Is the number 100k+11 ever a square? Is the number 100k+11 ever a square?
Obviously all such numbers end in 11. Can a square end with an 11?
 A: Let $a^2=100\cdot k+11$. Then easily $a$ must be odd.
So $(2n+1)^2=100\cdot k+11$. It follows $2(n^2+n)=50\cdot k+5$, which is impossible.
A: Let's prove the somewhat more general result that $100k +\bar{ab}$ where $a$ and $b$ are odd digits cannot be a square.

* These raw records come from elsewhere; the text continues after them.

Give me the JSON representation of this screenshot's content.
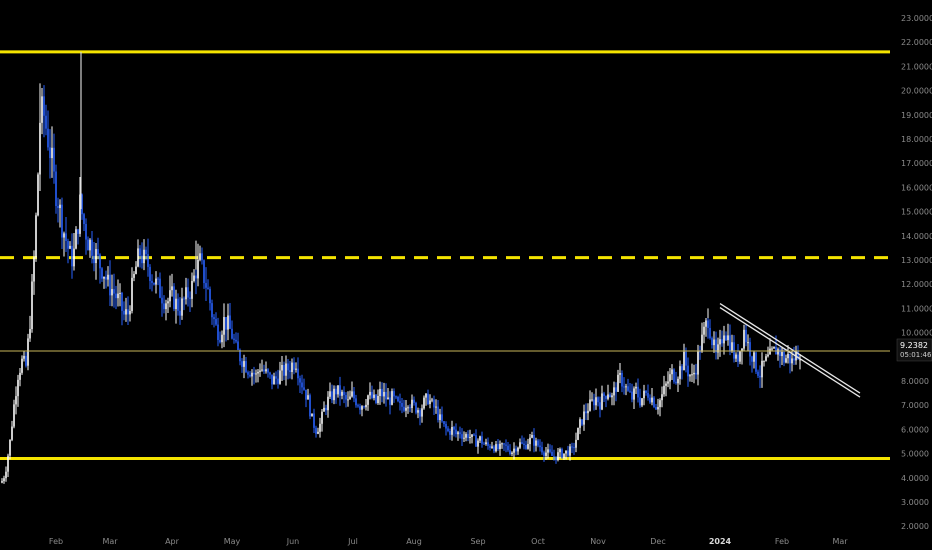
{
  "chart_data": {
    "type": "candlestick",
    "y_axis": {
      "position": "right",
      "range": [
        2.0,
        23.0
      ],
      "ticks": [
        "23.0000",
        "22.0000",
        "21.0000",
        "20.0000",
        "19.0000",
        "18.0000",
        "17.0000",
        "16.0000",
        "15.0000",
        "14.0000",
        "13.0000",
        "12.0000",
        "11.0000",
        "10.0000",
        "8.0000",
        "7.0000",
        "6.0000",
        "5.0000",
        "4.0000",
        "3.0000",
        "2.0000"
      ]
    },
    "x_axis": {
      "labels": [
        {
          "text": "Feb",
          "bold": false
        },
        {
          "text": "Mar",
          "bold": false
        },
        {
          "text": "Apr",
          "bold": false
        },
        {
          "text": "May",
          "bold": false
        },
        {
          "text": "Jun",
          "bold": false
        },
        {
          "text": "Jul",
          "bold": false
        },
        {
          "text": "Aug",
          "bold": false
        },
        {
          "text": "Sep",
          "bold": false
        },
        {
          "text": "Oct",
          "bold": false
        },
        {
          "text": "Nov",
          "bold": false
        },
        {
          "text": "Dec",
          "bold": false
        },
        {
          "text": "2024",
          "bold": true
        },
        {
          "text": "Feb",
          "bold": false
        },
        {
          "text": "Mar",
          "bold": false
        }
      ]
    },
    "price_path": [
      [
        0,
        3.8
      ],
      [
        3,
        3.9
      ],
      [
        6,
        4.4
      ],
      [
        10,
        5.5
      ],
      [
        14,
        7.0
      ],
      [
        18,
        8.3
      ],
      [
        22,
        8.8
      ],
      [
        26,
        8.6
      ],
      [
        30,
        10.5
      ],
      [
        34,
        13.0
      ],
      [
        37,
        15.5
      ],
      [
        40,
        18.8
      ],
      [
        43,
        19.2
      ],
      [
        46,
        18.5
      ],
      [
        49,
        17.8
      ],
      [
        52,
        17.0
      ],
      [
        55,
        16.0
      ],
      [
        58,
        15.5
      ],
      [
        62,
        14.5
      ],
      [
        65,
        14.0
      ],
      [
        68,
        13.5
      ],
      [
        71,
        13.0
      ],
      [
        74,
        13.3
      ],
      [
        77,
        14.2
      ],
      [
        80,
        15.3
      ],
      [
        84,
        14.5
      ],
      [
        88,
        13.8
      ],
      [
        92,
        13.6
      ],
      [
        96,
        13.2
      ],
      [
        100,
        12.8
      ],
      [
        104,
        12.5
      ],
      [
        108,
        12.0
      ],
      [
        112,
        11.8
      ],
      [
        116,
        11.5
      ],
      [
        120,
        11.2
      ],
      [
        124,
        10.7
      ],
      [
        128,
        10.8
      ],
      [
        132,
        11.8
      ],
      [
        136,
        12.7
      ],
      [
        140,
        13.3
      ],
      [
        144,
        13.0
      ],
      [
        148,
        12.8
      ],
      [
        152,
        12.3
      ],
      [
        156,
        12.0
      ],
      [
        160,
        11.7
      ],
      [
        164,
        11.4
      ],
      [
        168,
        11.3
      ],
      [
        172,
        11.5
      ],
      [
        176,
        11.2
      ],
      [
        180,
        11.0
      ],
      [
        184,
        11.3
      ],
      [
        188,
        11.6
      ],
      [
        192,
        11.9
      ],
      [
        196,
        12.6
      ],
      [
        200,
        12.9
      ],
      [
        204,
        12.3
      ],
      [
        208,
        11.7
      ],
      [
        212,
        10.8
      ],
      [
        216,
        10.2
      ],
      [
        220,
        10.0
      ],
      [
        224,
        10.5
      ],
      [
        228,
        10.3
      ],
      [
        232,
        9.9
      ],
      [
        236,
        9.3
      ],
      [
        240,
        9.0
      ],
      [
        244,
        8.8
      ],
      [
        248,
        8.5
      ],
      [
        252,
        8.4
      ],
      [
        256,
        8.2
      ],
      [
        260,
        8.6
      ],
      [
        264,
        8.4
      ],
      [
        268,
        8.2
      ],
      [
        272,
        8.0
      ],
      [
        276,
        8.1
      ],
      [
        280,
        8.3
      ],
      [
        284,
        8.4
      ],
      [
        288,
        8.5
      ],
      [
        292,
        8.7
      ],
      [
        296,
        8.8
      ],
      [
        300,
        8.1
      ],
      [
        304,
        7.7
      ],
      [
        308,
        7.2
      ],
      [
        312,
        6.4
      ],
      [
        316,
        6.0
      ],
      [
        320,
        6.2
      ],
      [
        324,
        6.8
      ],
      [
        328,
        7.2
      ],
      [
        332,
        7.4
      ],
      [
        336,
        7.6
      ],
      [
        340,
        7.5
      ],
      [
        344,
        7.3
      ],
      [
        348,
        7.1
      ],
      [
        352,
        7.4
      ],
      [
        356,
        7.2
      ],
      [
        360,
        7.0
      ],
      [
        364,
        7.1
      ],
      [
        368,
        7.4
      ],
      [
        372,
        7.3
      ],
      [
        376,
        7.1
      ],
      [
        380,
        7.5
      ],
      [
        384,
        7.4
      ],
      [
        388,
        7.2
      ],
      [
        392,
        7.3
      ],
      [
        396,
        7.1
      ],
      [
        400,
        6.9
      ],
      [
        404,
        7.0
      ],
      [
        408,
        7.2
      ],
      [
        412,
        7.0
      ],
      [
        416,
        6.9
      ],
      [
        420,
        6.8
      ],
      [
        424,
        7.1
      ],
      [
        428,
        7.3
      ],
      [
        432,
        7.0
      ],
      [
        436,
        6.8
      ],
      [
        440,
        6.4
      ],
      [
        444,
        6.1
      ],
      [
        448,
        5.9
      ],
      [
        452,
        6.0
      ],
      [
        456,
        5.8
      ],
      [
        460,
        5.9
      ],
      [
        464,
        5.7
      ],
      [
        468,
        5.8
      ],
      [
        472,
        5.6
      ],
      [
        476,
        5.5
      ],
      [
        480,
        5.6
      ],
      [
        484,
        5.4
      ],
      [
        488,
        5.3
      ],
      [
        492,
        5.4
      ],
      [
        496,
        5.2
      ],
      [
        500,
        5.2
      ],
      [
        504,
        5.3
      ],
      [
        508,
        5.2
      ],
      [
        512,
        5.1
      ],
      [
        516,
        5.3
      ],
      [
        520,
        5.4
      ],
      [
        524,
        5.3
      ],
      [
        528,
        5.5
      ],
      [
        532,
        5.6
      ],
      [
        536,
        5.4
      ],
      [
        540,
        5.3
      ],
      [
        544,
        5.1
      ],
      [
        548,
        5.0
      ],
      [
        552,
        4.9
      ],
      [
        556,
        4.9
      ],
      [
        560,
        5.0
      ],
      [
        564,
        5.0
      ],
      [
        568,
        5.1
      ],
      [
        572,
        5.1
      ],
      [
        576,
        5.6
      ],
      [
        580,
        6.2
      ],
      [
        584,
        6.6
      ],
      [
        588,
        6.9
      ],
      [
        592,
        7.1
      ],
      [
        596,
        7.3
      ],
      [
        600,
        7.1
      ],
      [
        604,
        7.4
      ],
      [
        608,
        7.6
      ],
      [
        612,
        7.3
      ],
      [
        616,
        7.8
      ],
      [
        620,
        8.1
      ],
      [
        624,
        7.9
      ],
      [
        628,
        7.5
      ],
      [
        632,
        7.3
      ],
      [
        636,
        7.6
      ],
      [
        640,
        7.2
      ],
      [
        644,
        7.4
      ],
      [
        648,
        7.5
      ],
      [
        652,
        7.3
      ],
      [
        656,
        7.0
      ],
      [
        660,
        7.2
      ],
      [
        664,
        7.6
      ],
      [
        668,
        8.0
      ],
      [
        672,
        8.3
      ],
      [
        676,
        8.2
      ],
      [
        680,
        8.5
      ],
      [
        684,
        8.9
      ],
      [
        688,
        8.4
      ],
      [
        692,
        8.1
      ],
      [
        696,
        8.6
      ],
      [
        700,
        9.4
      ],
      [
        704,
        10.0
      ],
      [
        708,
        10.6
      ],
      [
        712,
        9.7
      ],
      [
        716,
        9.0
      ],
      [
        720,
        9.4
      ],
      [
        724,
        10.2
      ],
      [
        728,
        9.8
      ],
      [
        732,
        9.4
      ],
      [
        736,
        8.8
      ],
      [
        740,
        9.3
      ],
      [
        744,
        10.1
      ],
      [
        748,
        9.5
      ],
      [
        752,
        9.1
      ],
      [
        756,
        8.6
      ],
      [
        760,
        8.3
      ],
      [
        764,
        8.7
      ],
      [
        768,
        8.9
      ],
      [
        772,
        9.1
      ],
      [
        776,
        9.3
      ],
      [
        780,
        9.2
      ],
      [
        784,
        8.9
      ],
      [
        788,
        9.0
      ],
      [
        792,
        8.8
      ],
      [
        796,
        9.1
      ],
      [
        800,
        9.24
      ]
    ],
    "spikes": [
      {
        "x": 81,
        "high": 21.6
      },
      {
        "x": 40,
        "high": 20.3
      },
      {
        "x": 196,
        "high": 13.8
      },
      {
        "x": 708,
        "high": 11.0
      }
    ],
    "horizontal_levels": [
      {
        "value": 21.6,
        "style": "solid",
        "color": "#f5e400"
      },
      {
        "value": 13.1,
        "style": "dashed",
        "color": "#f5e400"
      },
      {
        "value": 4.8,
        "style": "solid",
        "color": "#f5e400"
      }
    ],
    "current_price_line": {
      "value": 9.24,
      "color": "#c8b65a"
    },
    "trend_channel": {
      "from": {
        "x": 720,
        "value": 11.2
      },
      "to": {
        "x": 860,
        "value": 7.5
      },
      "color": "#e6e6e6"
    },
    "price_tag": {
      "value": "9.2382",
      "time": "05:01:46"
    },
    "colors": {
      "up": "#ffffff",
      "down": "#2962ff",
      "background": "#000000",
      "axis_text": "#8a8a8a"
    }
  }
}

Our argument will be based on reductio ad absurdum:
$c^2=100k +10a+b$
$b$ is odd $\Rightarrow c \text{ is odd}$
$$\Rightarrow (2n+1)^2 = 100k+10(2l+1)+(2m+1)\\
\Rightarrow 2(n^2+n)=50k+5(2l+1)+m$$
The left hand side is even, therefor the right hand side should be even as well; this means that m should be odd.
$$\Rightarrow m=2j+1 \\
b<10\Rightarrow j=0\text{ OR }1\\
\Rightarrow n(n+1)=25k+5l+3+j$$
The left hand side can be $0,1,2$ modulo $5$; but the right hand side would be $3 \text { OR }4$ modulo $5$; which is a contradiction. 

To make the last statement more clear; we elaborate as:
$$n(n+1)\mod5=\begin{cases}
0 & n\equiv0\text{ OR 4}\\
1 & n\equiv2\\
2 & n\equiv1\text{ OR 3}
\end{cases}$$
A: Hint: Write $x=100y+z$; then $x^2=100(100y^2+2yz)+z^2$. Can you have $x^2=100k+11$? That is, $z^2\equiv 11\pmod{100}$.
A: A simple solution
$$(10x+y)^2 = 100x^2 + 20 xy + y^2$$
where $x$ is any number, and $0 \le y \le 9$


*

* The first term on right hand side must end in two zeros.

* The second term is a multiple of 20 and therefore must end in 00, 20, 40, 60, or 80

* For the square to end in 1 $y$ must be either 1 or 9

* In which case $y^2$ is either 01 or 81

* Thus 4. and 2. imply that the square must end in either 01, 21, 41, 61, or 81
 
A: All numbers of this form are congruent $11 \pmod 4 \equiv 3 \pmod 4 $. Now search one example of the very small list of residueclasses of that form which is also a square...
A: No. Only odd numbers ending with 01, 09, 21, 25, 29, 41, 49, 61, 69, 81, and 89 are squares. I will leave the proof to you.
A: Ends by 11 means, $n² \mod 100 = 11$ which also implies end by one $n² \mod 10 = 1$ 
this is true if and only if $(n \mod 100)^2 \mod 100 = 11$ and $(n \mod 10)² \mod 10 = 1$. 
Ergo you juste have to check squares of 1, 11, 21, 31, 41, 51, 61, 71, 81 and 91 and see none ends with 11.